En octobre dernier, le Québec emboitait le pas à l’Île-du-Prince-Édouard, à la Nouvelle-Écosse, au Nouveau-Brunswick, au Nunavut et aux Territoires du Nord-Ouest en interdisant les saveurs et aromes différents de celui du tabac dans les produits de vapotage. Ces nouvelles règles, qui faisaient l’objet de discussions depuis 2020, ont depuis fait couler beaucoup d’encre.

De nouvelles dispositions règlementaires

Le 19 avril 2023, le ministre provincial de la Santé, Christian Dubé, déposait un projet de règlement sur l’interdiction des saveurs dans les liquides de vapotage. L’objectif visait notamment à réduire l’attrait des produits de vapotage auprès des jeunes. En effet, selon les résultats d’un sondage financé par Cœur + AVC en 2020, les adolescents et les jeunes adultes étaient nombreux (92 %) à s’initier au vapotage ou à continuer de vapoter en raison des saveurs et aromes contenus dans les liquides destinés aux cigarettes électroniques.

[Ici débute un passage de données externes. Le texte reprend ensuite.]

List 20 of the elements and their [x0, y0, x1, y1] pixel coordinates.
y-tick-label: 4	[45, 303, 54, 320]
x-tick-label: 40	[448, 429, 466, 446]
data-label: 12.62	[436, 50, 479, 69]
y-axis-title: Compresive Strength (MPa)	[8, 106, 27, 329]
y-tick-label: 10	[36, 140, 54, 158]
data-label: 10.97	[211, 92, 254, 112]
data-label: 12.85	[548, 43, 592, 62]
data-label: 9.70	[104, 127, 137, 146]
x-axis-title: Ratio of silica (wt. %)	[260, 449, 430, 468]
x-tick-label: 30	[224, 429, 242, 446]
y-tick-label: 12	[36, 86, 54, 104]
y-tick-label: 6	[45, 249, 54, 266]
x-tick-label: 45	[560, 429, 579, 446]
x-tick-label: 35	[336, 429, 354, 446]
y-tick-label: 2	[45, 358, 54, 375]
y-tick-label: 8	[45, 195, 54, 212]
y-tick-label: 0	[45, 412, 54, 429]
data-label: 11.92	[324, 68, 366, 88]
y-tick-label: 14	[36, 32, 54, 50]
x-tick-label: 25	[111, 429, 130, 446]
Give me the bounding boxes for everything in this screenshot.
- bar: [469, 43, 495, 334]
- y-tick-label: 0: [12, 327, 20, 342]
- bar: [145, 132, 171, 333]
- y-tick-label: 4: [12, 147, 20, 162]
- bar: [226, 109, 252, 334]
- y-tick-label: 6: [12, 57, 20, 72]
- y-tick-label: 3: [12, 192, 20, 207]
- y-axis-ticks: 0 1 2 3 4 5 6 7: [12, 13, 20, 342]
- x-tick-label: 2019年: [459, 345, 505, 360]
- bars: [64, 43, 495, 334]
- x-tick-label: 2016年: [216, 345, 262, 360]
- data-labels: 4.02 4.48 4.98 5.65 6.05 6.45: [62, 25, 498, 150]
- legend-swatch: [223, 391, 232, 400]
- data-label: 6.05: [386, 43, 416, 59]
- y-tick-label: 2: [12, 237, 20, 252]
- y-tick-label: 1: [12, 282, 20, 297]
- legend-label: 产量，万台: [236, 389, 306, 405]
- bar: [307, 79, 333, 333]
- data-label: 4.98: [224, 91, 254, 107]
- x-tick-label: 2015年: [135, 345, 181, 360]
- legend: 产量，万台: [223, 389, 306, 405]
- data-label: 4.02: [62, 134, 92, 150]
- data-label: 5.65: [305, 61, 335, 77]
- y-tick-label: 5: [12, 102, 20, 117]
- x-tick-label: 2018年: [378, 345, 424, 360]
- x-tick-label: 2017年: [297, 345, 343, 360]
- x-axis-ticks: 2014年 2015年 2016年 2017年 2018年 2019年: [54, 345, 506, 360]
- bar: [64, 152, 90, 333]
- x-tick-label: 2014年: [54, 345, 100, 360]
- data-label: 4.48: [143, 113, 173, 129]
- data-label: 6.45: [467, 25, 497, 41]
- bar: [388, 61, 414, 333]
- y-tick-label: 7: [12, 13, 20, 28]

Quelques mois plus tard, le 31 octobre 2023, le Règlement modifiant le règlement d’application de la Loi concernant la lutte contre le tabagisme entrait en vigueur au Québec. En voici les grandes lignes :

  • La vente de liquides de vapotage contenant une saveur ou un arome autre que ceux du tabac est désormais interdite au Québec.
  • L’emballage des produits de vapotage doit indiquer certaines informations, entre autres la concentration en nicotine (en mg/ml) et le volume de liquide (en ml) contenu dans le dispositif ou la recharge. La présence d’une mention selon laquelle le liquide possède ou non une saveur ou un arome de tabac est aussi requise.
  • La concentration en nicotine de tout produit de vapotage ne peut dépasser 20 mg/ml.
  • Le réservoir et les capsules des produits de vapotage ne peuvent contenir un volume de liquide de plus de 2 ml. Les recharges, quant à elles, doivent contenir un maximum de 30 ml de liquide.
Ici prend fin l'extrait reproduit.